COVID-19 has wreaked havoc on almost all areas of life in the United States, and one of the most severe problems has been the impact on our public school system.
So, it was no surprise that the first meeting of the Kentucky Legislature’s Interim Joint Committee on Education on June 2, 2020 focused on presentations on the state’s public school system’s impacts and future planning related to the COVID-19 pandemic.
Presentations were made by Oldham County Public Schools superintendent Greg Schultz and by Interim Commissioner of Education Kevin Brown and several of his staff members. These presentations made it very clear: vast numbers of questions about what needs to be done to safely open schools again simply have no answers at present.
The presentations were short on statistics because a lot of data simply isn’t available at present. There’s been little testing (all state KPREP tests were cancelled, and even ACT testing remains incomplete), so concerns education loss and the probable increase in achievement gaps remain unanswered at present while plans on how to evaluate the gaps and overall learning losses are only in early development.
Another unknown surfaced in very general comments from the commissioner. He expects some students not to return to classrooms in the fall even if the schools do reopen.
We’ve already explored some potential numbers for non-returners in three blogs available here, here, and here. Based on the three different polls examined by these blogs, it’s possible that somewhere around 40% of the students might not be coming back, avoiding public school buildings completely due to either health concerns with the virus and/or public education’s poor educational performance for numerous students. The polls indicate a notable number of students might be permanently switching to homeschooling after their parents discovered their children performed better in a homeschool environment courtesy of the virus.
In any event, the commissioner offered no numbers or even estimates about how many students might not return to the school house. While he never mentioned the potential for a notable homeschooling increase, he admitted that going forward models for school reopening need to consider that some remote learning will probably be required, acknowledging some students won’t want to return to open school buildings due to health concerns (perhaps because the family has an older adult living with them).

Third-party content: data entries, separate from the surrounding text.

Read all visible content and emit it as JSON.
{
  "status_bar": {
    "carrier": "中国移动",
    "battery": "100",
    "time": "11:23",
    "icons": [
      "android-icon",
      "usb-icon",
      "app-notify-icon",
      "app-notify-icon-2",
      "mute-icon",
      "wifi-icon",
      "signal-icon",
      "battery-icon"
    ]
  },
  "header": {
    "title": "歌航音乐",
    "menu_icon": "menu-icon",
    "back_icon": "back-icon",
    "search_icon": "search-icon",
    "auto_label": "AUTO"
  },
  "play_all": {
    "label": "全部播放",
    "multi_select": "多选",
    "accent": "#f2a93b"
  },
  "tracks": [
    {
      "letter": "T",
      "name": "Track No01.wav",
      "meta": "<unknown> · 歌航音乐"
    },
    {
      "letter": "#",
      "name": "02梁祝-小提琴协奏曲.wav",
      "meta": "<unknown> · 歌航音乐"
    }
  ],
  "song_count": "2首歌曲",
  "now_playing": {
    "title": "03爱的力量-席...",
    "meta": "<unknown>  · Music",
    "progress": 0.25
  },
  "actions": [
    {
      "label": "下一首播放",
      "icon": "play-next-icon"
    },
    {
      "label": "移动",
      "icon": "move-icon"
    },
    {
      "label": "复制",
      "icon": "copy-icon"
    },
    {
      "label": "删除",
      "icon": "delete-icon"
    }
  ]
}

Overall, it looks like the education department hasn’t begun to really wrap its arms around who isn’t coming back, or why. But, the commissioner is now generally aware that this situation is a factor for reopening, though he admitted planning to this point has not taken it into consideration.
The presentations to the committee make it clear that a lot needs to be learned if school reopening is going to work, as a comment in the department’s slide presentation to the committee on slide 18 makes clear:
“Much is still unknown about how the COVID-19 pandemic will unfold during the summer and into the fall.”
Absent that knowledge, planning for reopening is going to be really tough, a case amplified by Superintendent Schultz, who outlined many questions he must answer before he can reopen his schools.